OGDEN, Utah (AP) -- The trial in Guatemala of two men accused of killing Ogden architect Brett Richards during the robbery of his tour bus may continue for another two weeks, but the Utah group that went there to testify was expected to return Thursday.
Brett Richards' widow Becky, cousin Patty Allen and father Maurice; Maurice's wife Patricia; Val and Marcella Morley of Provo; and tour guide Joe Allen were under heavy guard during their stay their this week.
The local government and the U.S. Embassy provided the extra security, with funding help from the Guatemalan Institute of Tourism. The institute also paid the expenses of the seven Americans.
Brett Richards, 52, was shot to death in a confrontation with five or six bandits who overtook the tour bus.
Henry Gabriel, 27, and Marvin Berganza, 29, were later arrested when they allegedly turned up on a store video using Val Morley's stolen credit card, police said.
Neither was believed to be the trigger man.

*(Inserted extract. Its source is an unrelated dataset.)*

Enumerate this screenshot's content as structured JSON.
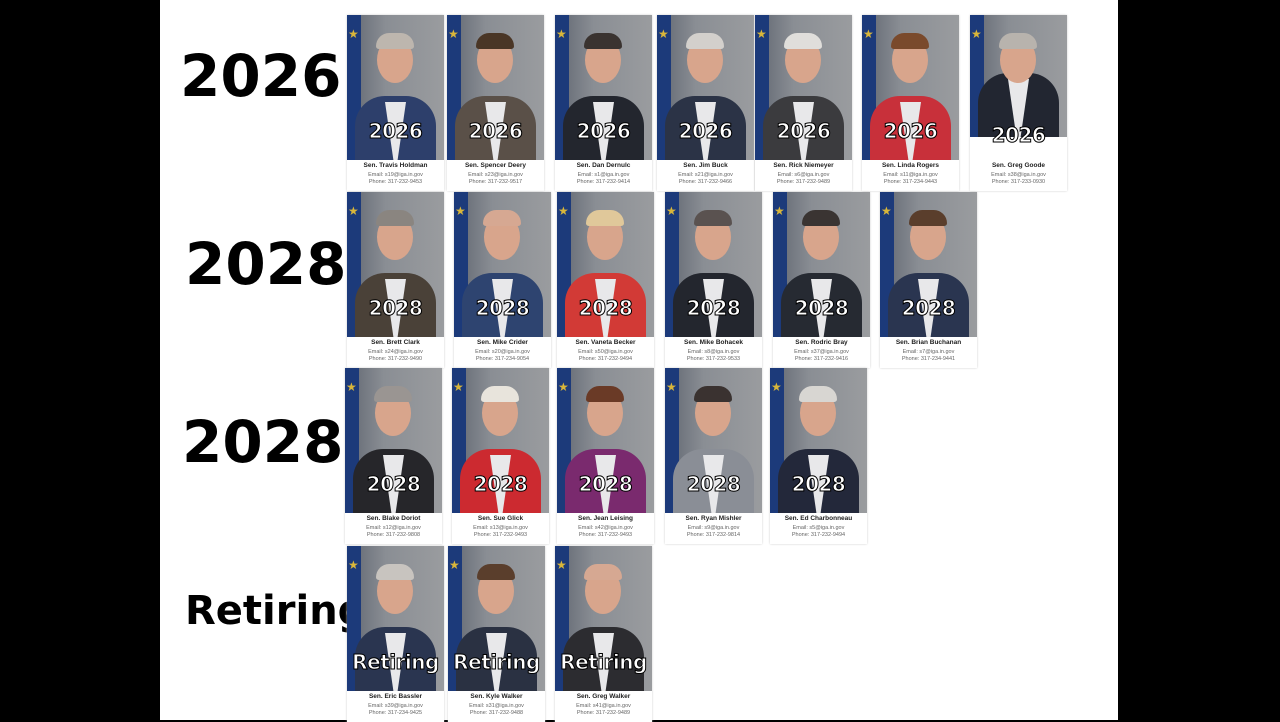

The seven Utahns spent all of Tuesday testifying in a small courtroom in Quetzaltenango, recounting the Jan. 7, 2004, murder.
They returned to Guatemala City Wednesday for their flight back to the United States.
A three-judge panel is presiding over the non-jury trial.
Witnesses still to be called include local police and U.S. FBI agents who did a great deal of technical and forensic work in the case, Brett Richards' brother Reed Richards told the Standard-Examiner.
Reed Richards also was on the tour bus but was not asked to testify. He was in touch by phone with the group nightly.
"The trial is definitely run more by the judges than the prosecutor, unlike the U.S. system," said Richards, former chief deputy Utah attorney general. "The judges routinely ask about half the questions of the witnesses."